Unlike its critics who see only ""ideology,"" the Bush policy recognizes the
moral difficulty surrounding the research and upholds important moral
values. Derivation of embryonic stem cells requires the deliberate
destruction of 5- to 6-day-old human embryos. The moral issue does not
disappear just because the embryos are very small or because they are no
longer wanted for reproductive purposes: Because they are living human
embryos, destroying them is not a morally neutral act. Just as no society
can afford to be callous to the needs of suffering humanity, none can afford
to be cavalier about how it treats nascent human life.
Since 1995 Congress has annually reaffirmed (with bipartisan support) its
respect for early human life in the Dickey amendment, which forbids federal
funding of research in which human embryos are harmed or destroyed. The
president's policy upholds not only the letter but also the moral spirit of
that law. By restricting federal funding to research using only those
embryonic stem cell lines that were already in existence (the
embryo-destroying deed having already been done), the policy refuses to be
complicit in or to reward future destructive and coarsening practices. It
promotes health without violating life or the law of the land.

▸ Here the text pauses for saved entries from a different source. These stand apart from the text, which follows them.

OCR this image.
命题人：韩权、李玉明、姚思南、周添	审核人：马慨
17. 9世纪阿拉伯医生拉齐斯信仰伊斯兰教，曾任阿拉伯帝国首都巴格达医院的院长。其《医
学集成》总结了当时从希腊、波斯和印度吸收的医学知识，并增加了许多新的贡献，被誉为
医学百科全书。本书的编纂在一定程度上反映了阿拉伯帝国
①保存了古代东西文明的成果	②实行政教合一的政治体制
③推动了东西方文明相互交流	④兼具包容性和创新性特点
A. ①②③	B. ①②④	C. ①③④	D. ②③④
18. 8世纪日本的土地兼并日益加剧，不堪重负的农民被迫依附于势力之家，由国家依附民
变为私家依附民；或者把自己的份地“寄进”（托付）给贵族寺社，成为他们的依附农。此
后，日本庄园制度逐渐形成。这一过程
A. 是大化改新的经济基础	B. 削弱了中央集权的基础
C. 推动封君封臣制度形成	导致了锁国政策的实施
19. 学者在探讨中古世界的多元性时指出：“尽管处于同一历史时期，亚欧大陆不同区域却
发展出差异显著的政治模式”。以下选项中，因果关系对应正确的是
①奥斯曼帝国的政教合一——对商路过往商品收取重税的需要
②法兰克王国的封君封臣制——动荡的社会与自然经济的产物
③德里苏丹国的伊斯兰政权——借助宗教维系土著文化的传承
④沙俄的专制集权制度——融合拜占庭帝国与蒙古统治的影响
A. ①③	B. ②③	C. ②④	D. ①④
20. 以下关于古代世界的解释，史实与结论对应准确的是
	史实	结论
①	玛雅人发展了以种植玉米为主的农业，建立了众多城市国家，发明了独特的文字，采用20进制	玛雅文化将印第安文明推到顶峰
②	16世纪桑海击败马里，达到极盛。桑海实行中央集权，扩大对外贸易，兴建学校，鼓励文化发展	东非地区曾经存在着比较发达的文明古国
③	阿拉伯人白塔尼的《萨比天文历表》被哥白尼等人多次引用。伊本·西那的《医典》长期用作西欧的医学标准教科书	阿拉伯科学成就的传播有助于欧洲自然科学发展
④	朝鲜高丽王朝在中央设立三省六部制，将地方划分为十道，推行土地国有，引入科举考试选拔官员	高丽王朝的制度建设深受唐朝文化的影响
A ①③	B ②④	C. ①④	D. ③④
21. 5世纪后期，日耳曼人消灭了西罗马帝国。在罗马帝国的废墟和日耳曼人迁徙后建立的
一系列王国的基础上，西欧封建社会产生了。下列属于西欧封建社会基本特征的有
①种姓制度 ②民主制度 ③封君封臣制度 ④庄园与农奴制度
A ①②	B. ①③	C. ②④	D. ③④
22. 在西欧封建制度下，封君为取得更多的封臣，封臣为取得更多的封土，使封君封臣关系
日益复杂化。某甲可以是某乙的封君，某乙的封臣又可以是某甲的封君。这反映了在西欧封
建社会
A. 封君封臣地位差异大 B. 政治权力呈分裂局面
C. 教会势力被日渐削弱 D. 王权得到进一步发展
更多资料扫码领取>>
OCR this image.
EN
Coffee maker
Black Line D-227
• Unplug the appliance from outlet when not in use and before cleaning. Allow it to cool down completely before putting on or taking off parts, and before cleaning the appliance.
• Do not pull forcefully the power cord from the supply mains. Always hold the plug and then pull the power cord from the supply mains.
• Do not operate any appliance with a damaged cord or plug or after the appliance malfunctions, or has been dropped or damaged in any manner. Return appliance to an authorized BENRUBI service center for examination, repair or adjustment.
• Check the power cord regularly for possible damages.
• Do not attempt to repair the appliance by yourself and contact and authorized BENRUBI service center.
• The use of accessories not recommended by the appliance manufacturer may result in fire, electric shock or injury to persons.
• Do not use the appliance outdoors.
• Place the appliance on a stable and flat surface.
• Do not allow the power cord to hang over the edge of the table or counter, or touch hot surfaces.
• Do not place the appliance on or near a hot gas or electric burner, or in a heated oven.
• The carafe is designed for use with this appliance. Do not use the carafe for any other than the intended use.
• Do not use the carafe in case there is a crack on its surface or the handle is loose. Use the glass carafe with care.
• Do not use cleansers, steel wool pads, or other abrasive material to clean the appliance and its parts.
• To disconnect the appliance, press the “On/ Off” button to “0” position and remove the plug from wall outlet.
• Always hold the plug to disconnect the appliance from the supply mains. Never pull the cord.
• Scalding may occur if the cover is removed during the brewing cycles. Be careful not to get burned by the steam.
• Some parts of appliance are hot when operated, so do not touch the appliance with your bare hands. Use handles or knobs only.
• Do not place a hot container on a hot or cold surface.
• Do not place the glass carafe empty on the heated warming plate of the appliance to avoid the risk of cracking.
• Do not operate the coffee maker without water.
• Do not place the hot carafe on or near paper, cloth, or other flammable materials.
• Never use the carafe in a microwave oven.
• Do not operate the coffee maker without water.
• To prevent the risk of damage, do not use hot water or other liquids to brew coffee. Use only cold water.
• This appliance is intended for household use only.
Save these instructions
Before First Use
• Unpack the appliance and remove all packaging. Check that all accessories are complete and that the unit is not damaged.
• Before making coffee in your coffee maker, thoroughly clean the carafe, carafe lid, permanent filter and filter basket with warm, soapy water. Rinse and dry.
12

The Bush policy also offers a prudent means of addressing a divisive public
question. By refusing to reward future embryo destruction, it respects those
who regard this practice as immoral. Yet by refraining from banning
embryo-destroying research in the private sector, it also respects those for
whom the moral balance favors sacrificing embryos for the sake of medical
progress. The policy offers hope to those who might be aided by stem cell
medicine in the future without recklessly trampling over the most cherished
moral ideals of their fellow citizens.
It is not the president but his critics who are playing politics with the
people who need cures. It is cruel to suggest that stem-cell-based therapies
are ""at our fingertips"" when our best scientists have made it clear that it
will be at least several decades before anyone's disease or disability might
be cured by this means. It is cruel to suggest that a reversal of the
current Bush policy -- dishonestly labeled a ""ban"" -- is all that scientists
need to enable the wheelchair-bound to walk again, and soon.
Stem cell research -- embryonic and adult -- is a field of great potential,
though it is much too early to know where it will lead. Now is the time for
the researchers to take advantage of the great existing opportunities open
for exploration. Now is the time for the demagoguery to stop.
The writer is chairman of the President's Council on Bioethics and is a fellow at the American Enterprise Institute.